SAN BERNARDINO—The San Bernardino County Planning Commission has denied Sycamore Physicians Partners’ application for a permit to construct a solar energy project in Oak Hills.
Sycamore Physicians Partners’ application had been filed with the county prior to the county’s imposition of a yet-to-expire moratorium on the consideration and approval of solar projects earlier this year.
Sycamore had asked the county land use services division to certify a 2.7-megawatt photovoltaic solar facility on 20 acres in the unincorporated county area south and west of Hesperia in a rural living land use district on the northeast corner of Fuente Avenue and El Centro Road.

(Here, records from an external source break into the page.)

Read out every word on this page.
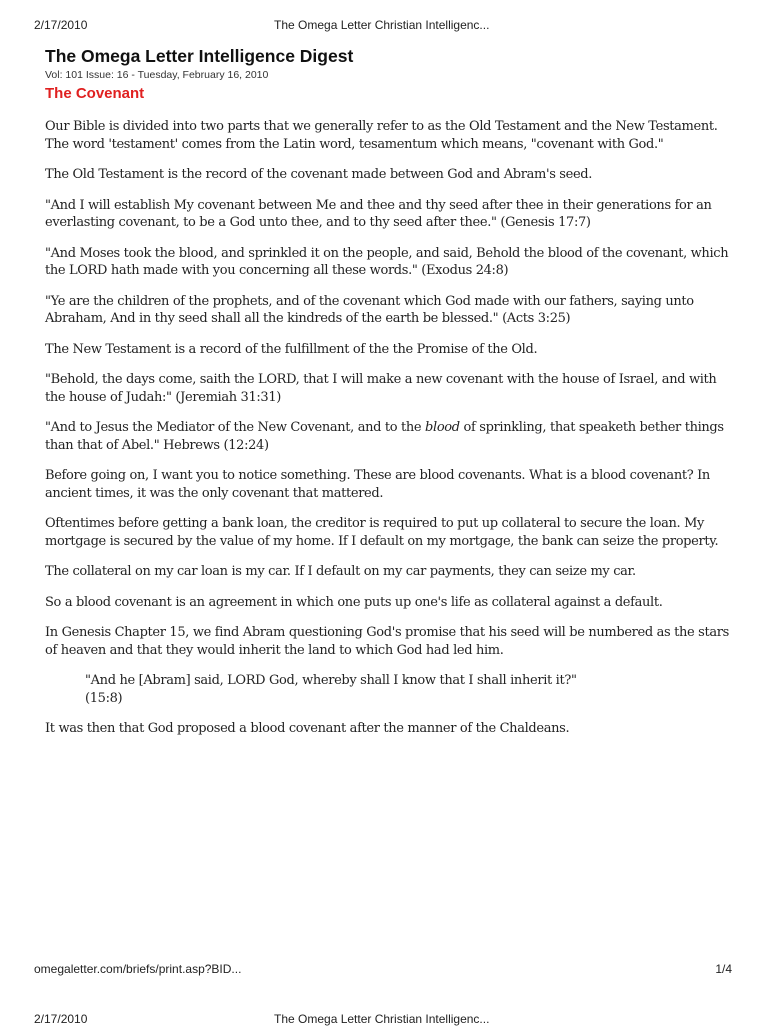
2/17/2010	The Omega Letter Christian Intelligenc...
The Omega Letter Intelligence Digest
Vol: 101 Issue: 16 - Tuesday, February 16, 2010
The Covenant

Our Bible is divided into two parts that we generally refer to as the Old Testament and the New Testament. The word 'testament' comes from the Latin word, tesamentum which means, "covenant with God."

The Old Testament is the record of the covenant made between God and Abram's seed.

"And I will establish My covenant between Me and thee and thy seed after thee in their generations for an everlasting covenant, to be a God unto thee, and to thy seed after thee." (Genesis 17:7)

"And Moses took the blood, and sprinkled it on the people, and said, Behold the blood of the covenant, which the LORD hath made with you concerning all these words." (Exodus 24:8)

"Ye are the children of the prophets, and of the covenant which God made with our fathers, saying unto Abraham, And in thy seed shall all the kindreds of the earth be blessed." (Acts 3:25)

The New Testament is a record of the fulfillment of the the Promise of the Old.

"Behold, the days come, saith the LORD, that I will make a new covenant with the house of Israel, and with the house of Judah:" (Jeremiah 31:31)

"And to Jesus the Mediator of the New Covenant, and to the blood of sprinkling, that speaketh bether things than that of Abel." Hebrews (12:24)

Before going on, I want you to notice something. These are blood covenants. What is a blood covenant? In ancient times, it was the only covenant that mattered.

Oftentimes before getting a bank loan, the creditor is required to put up collateral to secure the loan. My mortgage is secured by the value of my home. If I default on my mortgage, the bank can seize the property.

The collateral on my car loan is my car. If I default on my car payments, they can seize my car.

So a blood covenant is an agreement in which one puts up one's life as collateral against a default.

In Genesis Chapter 15, we find Abram questioning God's promise that his seed will be numbered as the stars of heaven and that they would inherit the land to which God had led him.

"And he [Abram] said, LORD God, whereby shall I know that I shall inherit it?" (15:8)

It was then that God proposed a blood covenant after the manner of the Chaldeans.

omegaletter.com/briefs/print.asp?BID...	1/4
2/17/2010	The Omega Letter Christian Intelligenc...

County staff, however, acceding to widespread objections by homeowners in rural desert communities throughout the county who maintain that solar fields are a too-intensive use that is incompatible with nearby residential neighborhoods, recommended that Sycamore’s application for the conditional use permit be denied. According to the staff report, the project would have a “significant impact on the environment, specifically with regard to scenic resources.” According to county planning director Terri Rahhal, at a previous public hearing on August 8 there was considerable public opposition to the project and “expressed concerns about land use compatibility, given the location of the project site in an area surrounded by rural residential uses.”
Rahhal said the planning commission made a tentative finding at that time that the proposed project “would not be compatible with the rural character of the Oak Hills community and would therefore not be consistent with the Oak Hills Community Plan.”